I am taking a self-learning class, and I am using Python 3.8 to reproduce an in-class exercise regarding connecting to websites and extracting text. The code I am running looks like this:
import socket
mysock = socket.socket(socket.AF_INET, socket.SOCK_STREAM)

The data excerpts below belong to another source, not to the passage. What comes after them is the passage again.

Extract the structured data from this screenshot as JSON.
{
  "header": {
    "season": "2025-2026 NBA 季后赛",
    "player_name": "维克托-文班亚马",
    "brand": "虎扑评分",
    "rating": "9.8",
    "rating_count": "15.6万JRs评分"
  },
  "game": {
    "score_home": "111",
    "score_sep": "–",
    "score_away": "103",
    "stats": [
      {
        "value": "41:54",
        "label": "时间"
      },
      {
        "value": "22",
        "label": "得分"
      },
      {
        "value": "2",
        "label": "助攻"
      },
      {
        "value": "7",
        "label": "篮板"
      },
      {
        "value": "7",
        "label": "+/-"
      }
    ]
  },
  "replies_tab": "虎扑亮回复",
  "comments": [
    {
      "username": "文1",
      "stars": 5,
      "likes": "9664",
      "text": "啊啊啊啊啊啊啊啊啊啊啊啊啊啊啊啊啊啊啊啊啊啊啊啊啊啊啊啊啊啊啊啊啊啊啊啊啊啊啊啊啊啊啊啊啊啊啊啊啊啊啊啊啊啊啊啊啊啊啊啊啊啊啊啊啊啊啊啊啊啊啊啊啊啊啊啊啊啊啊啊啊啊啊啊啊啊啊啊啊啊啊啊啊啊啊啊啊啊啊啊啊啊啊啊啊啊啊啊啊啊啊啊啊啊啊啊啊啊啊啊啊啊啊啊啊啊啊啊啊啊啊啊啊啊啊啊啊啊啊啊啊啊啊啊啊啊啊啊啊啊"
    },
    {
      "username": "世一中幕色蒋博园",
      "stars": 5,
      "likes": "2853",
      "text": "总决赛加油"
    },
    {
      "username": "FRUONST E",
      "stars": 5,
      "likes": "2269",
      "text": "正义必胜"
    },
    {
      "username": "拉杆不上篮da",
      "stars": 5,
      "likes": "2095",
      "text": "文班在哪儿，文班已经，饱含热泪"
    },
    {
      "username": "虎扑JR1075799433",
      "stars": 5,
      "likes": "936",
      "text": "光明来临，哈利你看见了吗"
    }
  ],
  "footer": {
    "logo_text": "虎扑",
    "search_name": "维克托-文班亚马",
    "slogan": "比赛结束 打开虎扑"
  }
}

mysock.connect( ('data.pr4e.org', 80) )
cmd = 'GET http://data.pr4e.org/romeo.txt HTTP/1.0\r\n\r\n'.encode()
mysock.send(cmd)
while True:
data = mysock.recv(512)
if (len(data) < 1):
break
print(data.decode())
mysock.close()
All it is supposed to do is retrieve a text document containing a Shakespeare quote and print the text. It is successful, but I get an unexpected newline near the end. My output looks like this:
HTTP/1.1 200 OK
Date: Sat, 09 May 2020 23:40:39 GMT
Server: Apache/2.4.18 (Ubuntu)
Last-Modified: Sat, 13 May 2017 11:22:22 GMT
ETag: "a7-54f6609245537"
Accept-Ranges: bytes
Content-Length: 167
Cache-Control: max-age=0, no-cache, no-store, must-revalidate
Pragma: no-cache
Expires: Wed, 11 Jan 1984 05:00:00 GMT
Connection: close
Content-Type: text/plain
But soft what light through yonder window breaks
It is the east and Juliet is the sun
Arise fair sun and kill the envious moon
Who is already s
ick and pale with grief
Notice those last two lines. In the worked example, my instructor does not get that newline in the middle of the word 'sick', and I can confirm that the source (which is his own website) is unchanged from when he recorded the example. I tried using rstrip
to no avail. Thoughts?